Automated Theorem Proving (ATP) represents a fundamental challenge in Artificial Intelligence (AI), requiring the construction of machine-verifiable proofs in formal languages such as Lean to evaluate AI reasoning capabilities. Reinforcement learning (RL), particularly the high-performance Group Relative Policy Optimization (GRPO) algorithm, has emerged as a mainstream approach for this task. However, in ATP scenarios, GRPO faces two critical issues: when composite rewards are used, its relative advantage estimation may conflict with the binary feedback from the formal verifier; meanwhile, its static sampling strategy may discard entire batches of data if no valid proof is found, resulting in zero contribution to model updates and significant data waste. To address these limitations, we propose Group Dual-dynamic and Equal-right-advantage Policy Optimization (GDEPO), a method incorporating three core mechanisms: 1) dynamic additional sampling, which resamples invalid batches until a valid proof is discovered; 2) equal-right advantage, decoupling the sign of the advantage function (based on correctness) from its magnitude (modulated by auxiliary rewards) to ensure stable and correct policy updates; and 3) dynamic additional iterations, applying extra gradient steps to initially failed but eventually successful samples to accelerate learning on challenging cases. Experiments conducted on three datasets of varying difficulty (MinF2F-test, MathOlympiadBench, PutnamBench) confirm the effectiveness of GDEPO, while ablation studies validate the necessity of its synergistic components. The proposed method enhances data utilization and optimization efficiency, offering a novel training paradigm for ATP.
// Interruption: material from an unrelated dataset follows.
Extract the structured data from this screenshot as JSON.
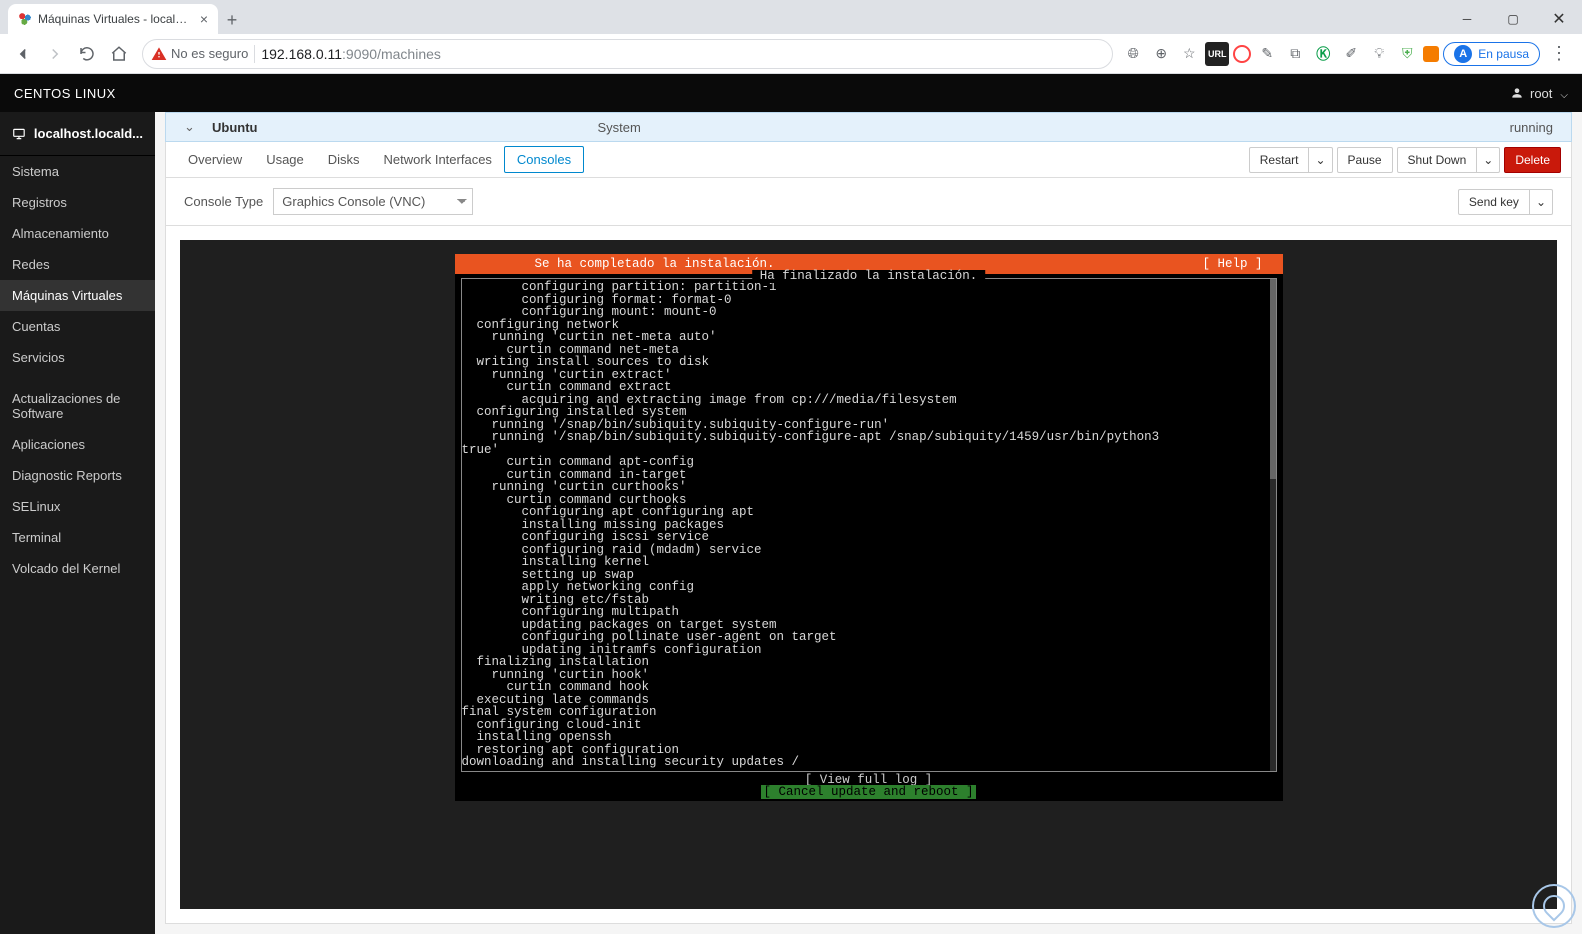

翻译：自动定理证明（ATP）是人工智能（AI）领域的一项基础性挑战，其目标是在Lean等形式化语言中构建机器可验证的证明，以评估AI的推理能力。强化学习（RL），尤其是高性能的组相对策略优化（GRPO）算法，已成为解决该任务的主流方法。然而，在ATP场景中，GRPO面临两个关键问题：当使用复合奖励时，其相对优势估计可能与形式化验证器提供的二元反馈相冲突；同时，其静态采样策略若未找到有效证明，则会丢弃整批数据，导致对模型更新的贡献为零，造成显著的数据浪费。为应对这些局限，我们提出了组双动态与等权优势策略优化（GDEPO），该方法包含三个核心机制：1）动态补充采样，对无效批次进行重采样直至发现有效证明；2）等权优势，将优势函数的符号（基于正确性）与其幅度（由辅助奖励调节）解耦，以确保策略更新的稳定与正确；3）动态补充迭代，对初始失败但最终成功的样本应用额外的梯度步，以加速在困难案例上的学习。在三个不同难度数据集（MinF2F-test、MathOlympiadBench、PutnamBench）上进行的实验证实了GDEPO的有效性，消融研究则验证了其协同组件的必要性。所提方法提升了数据利用率和优化效率，为ATP提供了一种新颖的训练范式。